C’est une vente perdue, un client frustré, et parfois un retour qui ne reviendra pas.
La méthode simple en 4 blocs
1) Classer (ABC)
Classez vos références selon la rotation et la marge :
- A : 20% des références = 80% des ventes
- B : rotation moyenne
- C : faible rotation (attention au dormant)
2) Définir min/max par famille
Faites-le par familles (montures, verres, lentilles, accessoires), pas “en global”.
Exemple :
| Famille | Min | Point de commande | Max |
|---|---|---|---|
| Lentilles | 5 | 8 | 15 |
| Accessoires | 10 | 15 | 30 |
3) Inventaire tournant (au lieu d’un gros inventaire)
Chaque semaine :
- 20 minutes sur une famille
- correction immédiate des écarts
- note de la cause (erreur saisie, casse, perte)
4) Gérer le stock dormant (sans casser la marge)
Règle terrain : ne faites pas de “remise générale”.
Faites :
- bundles (monture + accessoire),
- mise en avant en vitrine,
- remise limitée dans le temps, uniquement sur dormant.

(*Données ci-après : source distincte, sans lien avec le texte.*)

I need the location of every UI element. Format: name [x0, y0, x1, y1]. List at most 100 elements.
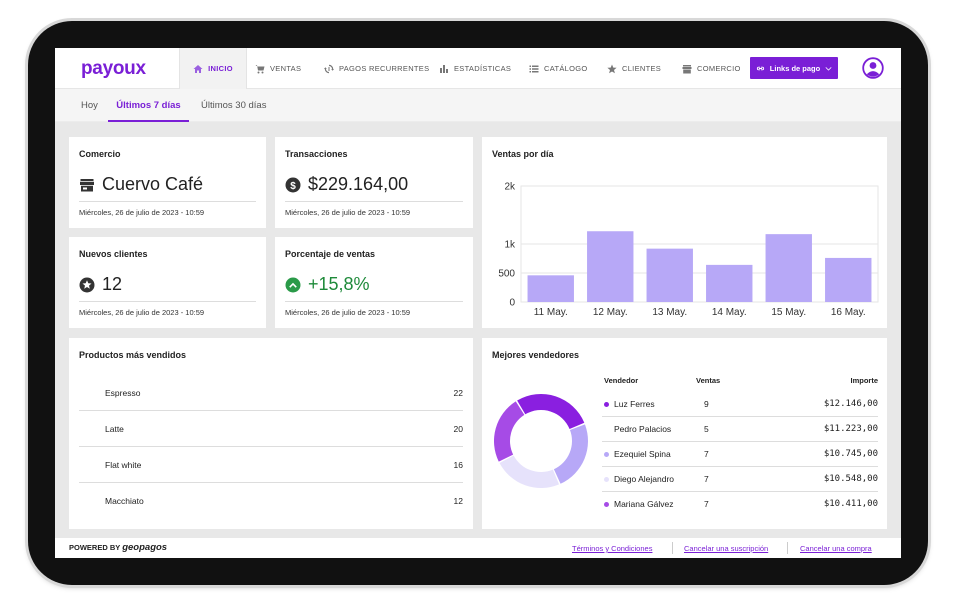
card-value: +15,8%: [308, 274, 370, 294]
powered-by: POWERED BY geopagos: [69, 542, 167, 553]
card-value-row: Cuervo Café: [79, 174, 203, 195]
x-tick-label: 13 May.: [652, 307, 687, 318]
seller-amount: $11.223,00: [823, 424, 878, 434]
divider: [285, 201, 463, 202]
footer: POWERED BY geopagos Términos y Condicion…: [55, 538, 901, 558]
product-name: Espresso: [105, 388, 141, 398]
chevron-down-icon: [825, 66, 832, 71]
table-row: Diego Alejandro 7 $10.548,00: [602, 467, 878, 492]
product-name: Macchiato: [105, 496, 144, 506]
app-screen: payoux INICIO VENTAS PAGOS RECURRENTES E…: [55, 48, 901, 558]
list-item: Flat white 16: [79, 447, 463, 483]
col-header-importe: Importe: [850, 376, 878, 385]
trend-up-icon: [285, 277, 301, 292]
x-tick-label: 16 May.: [831, 307, 866, 318]
tab-hoy[interactable]: Hoy: [81, 100, 98, 111]
y-tick-label: 0: [509, 298, 515, 309]
user-avatar-icon[interactable]: [862, 57, 884, 79]
seller-name: Mariana Gálvez: [614, 499, 674, 509]
seller-amount: $12.146,00: [823, 399, 878, 409]
nav-label: ESTADÍSTICAS: [454, 64, 512, 73]
divider: [79, 201, 256, 202]
donut-slice[interactable]: [494, 401, 525, 462]
x-tick-label: 15 May.: [771, 307, 806, 318]
cancel-purchase-link[interactable]: Cancelar una compra: [800, 544, 872, 553]
seller-sales: 9: [704, 399, 709, 409]
nav-estadisticas[interactable]: ESTADÍSTICAS: [439, 48, 511, 89]
divider: [672, 542, 673, 554]
donut-slice[interactable]: [517, 394, 585, 429]
product-name: Flat white: [105, 460, 142, 470]
bar[interactable]: [706, 264, 753, 302]
bar[interactable]: [587, 231, 634, 302]
terms-link[interactable]: Términos y Condiciones: [572, 544, 653, 553]
bar[interactable]: [527, 275, 574, 302]
bar[interactable]: [765, 234, 812, 302]
bar[interactable]: [825, 257, 872, 302]
top-navigation: payoux INICIO VENTAS PAGOS RECURRENTES E…: [55, 48, 901, 89]
y-tick-label: 500: [498, 269, 515, 280]
productos-card: Productos más vendidos Espresso 22 Latte…: [69, 338, 473, 529]
seller-amount: $10.411,00: [823, 499, 878, 509]
mejores-vendedores-card: Mejores vendedores Vendedor Ventas Impor…: [482, 338, 887, 529]
store-icon: [682, 64, 692, 73]
link-icon: [756, 66, 764, 70]
x-tick-label: 12 May.: [593, 307, 628, 318]
dollar-coin-icon: $: [285, 177, 301, 192]
y-tick-label: 1k: [504, 240, 516, 251]
card-date: Miércoles, 26 de julio de 2023 - 10:59: [285, 308, 411, 317]
donut-slice[interactable]: [553, 424, 588, 484]
card-value: $229.164,00: [308, 174, 409, 194]
card-title: Nuevos clientes: [79, 249, 148, 259]
payment-links-button[interactable]: Links de pago: [750, 57, 838, 79]
card-date: Miércoles, 26 de julio de 2023 - 10:59: [79, 308, 205, 317]
card-title: Comercio: [79, 149, 121, 159]
seller-name: Diego Alejandro: [614, 474, 675, 484]
nav-comercio[interactable]: COMERCIO: [682, 48, 741, 89]
logo: payoux: [81, 58, 146, 79]
x-tick-label: 14 May.: [712, 307, 747, 318]
tab-ultimos-30-dias[interactable]: Últimos 30 días: [201, 100, 267, 111]
nav-clientes[interactable]: CLIENTES: [607, 48, 661, 89]
seller-name: Ezequiel Spina: [614, 449, 671, 459]
bar-chart-icon: [440, 64, 448, 73]
seller-sales: 7: [704, 449, 709, 459]
card-value-row: 12: [79, 274, 122, 295]
legend-dot: [604, 402, 609, 407]
payment-links-label: Links de pago: [769, 63, 821, 73]
card-title: Productos más vendidos: [79, 350, 187, 360]
nav-pagos-recurrentes[interactable]: PAGOS RECURRENTES: [324, 48, 429, 89]
card-value: Cuervo Café: [102, 174, 204, 194]
powered-label: POWERED BY: [69, 543, 121, 552]
nav-label: CLIENTES: [622, 64, 662, 73]
seller-sales: 7: [704, 499, 709, 509]
home-icon: [193, 64, 203, 73]
cancel-subscription-link[interactable]: Cancelar una suscripción: [684, 544, 769, 553]
chart-title: Ventas por día: [492, 149, 554, 159]
tab-ultimos-7-dias[interactable]: Últimos 7 días: [108, 89, 189, 122]
nav-ventas[interactable]: VENTAS: [255, 48, 301, 89]
seller-sales: 7: [704, 474, 709, 484]
card-title: Mejores vendedores: [492, 350, 580, 360]
divider: [79, 301, 256, 302]
list-item: Macchiato 12: [79, 483, 463, 519]
y-tick-label: 2k: [504, 182, 516, 193]
donut-chart: [494, 394, 588, 488]
legend-dot: [604, 477, 609, 482]
seller-sales: 5: [704, 424, 709, 434]
donut-slice[interactable]: [499, 455, 560, 488]
legend-dot: [604, 427, 609, 432]
product-qty: 22: [453, 388, 463, 398]
date-range-tabs: Hoy Últimos 7 días Últimos 30 días: [55, 89, 901, 122]
divider: [787, 542, 788, 554]
divider: [285, 301, 463, 302]
col-header-ventas: Ventas: [696, 376, 721, 385]
seller-name: Luz Ferres: [614, 399, 655, 409]
card-value-row: $ $229.164,00: [285, 174, 408, 195]
card-value-row: +15,8%: [285, 274, 370, 295]
transacciones-card: Transacciones $ $229.164,00 Miércoles, 2…: [275, 137, 473, 228]
nav-catalogo[interactable]: CATÁLOGO: [529, 48, 588, 89]
nav-label: VENTAS: [270, 64, 302, 73]
nav-inicio[interactable]: INICIO: [179, 48, 247, 89]
bar[interactable]: [646, 248, 693, 302]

Les 6 KPI à suivre (sans Excel lourd)
- Ruptures (nb / mois)
- Rotation par famille
- Stock dormant (90 / 180 jours)
- Marge par famille
- Taux de remise sur produits A
- Taux de retour / échange
Ce que votre équipe doit appliquer (procédure)
- Aucune sortie sans trace.
- Une entrée = une référence + quantité + coût.
- Remise au-delà d’un seuil = validation.
- Tout retour = avoir + motif.
Conclusion
Le stock, c’est votre cash immobilisé. Une méthode simple peut améliorer la marge sans vendre plus.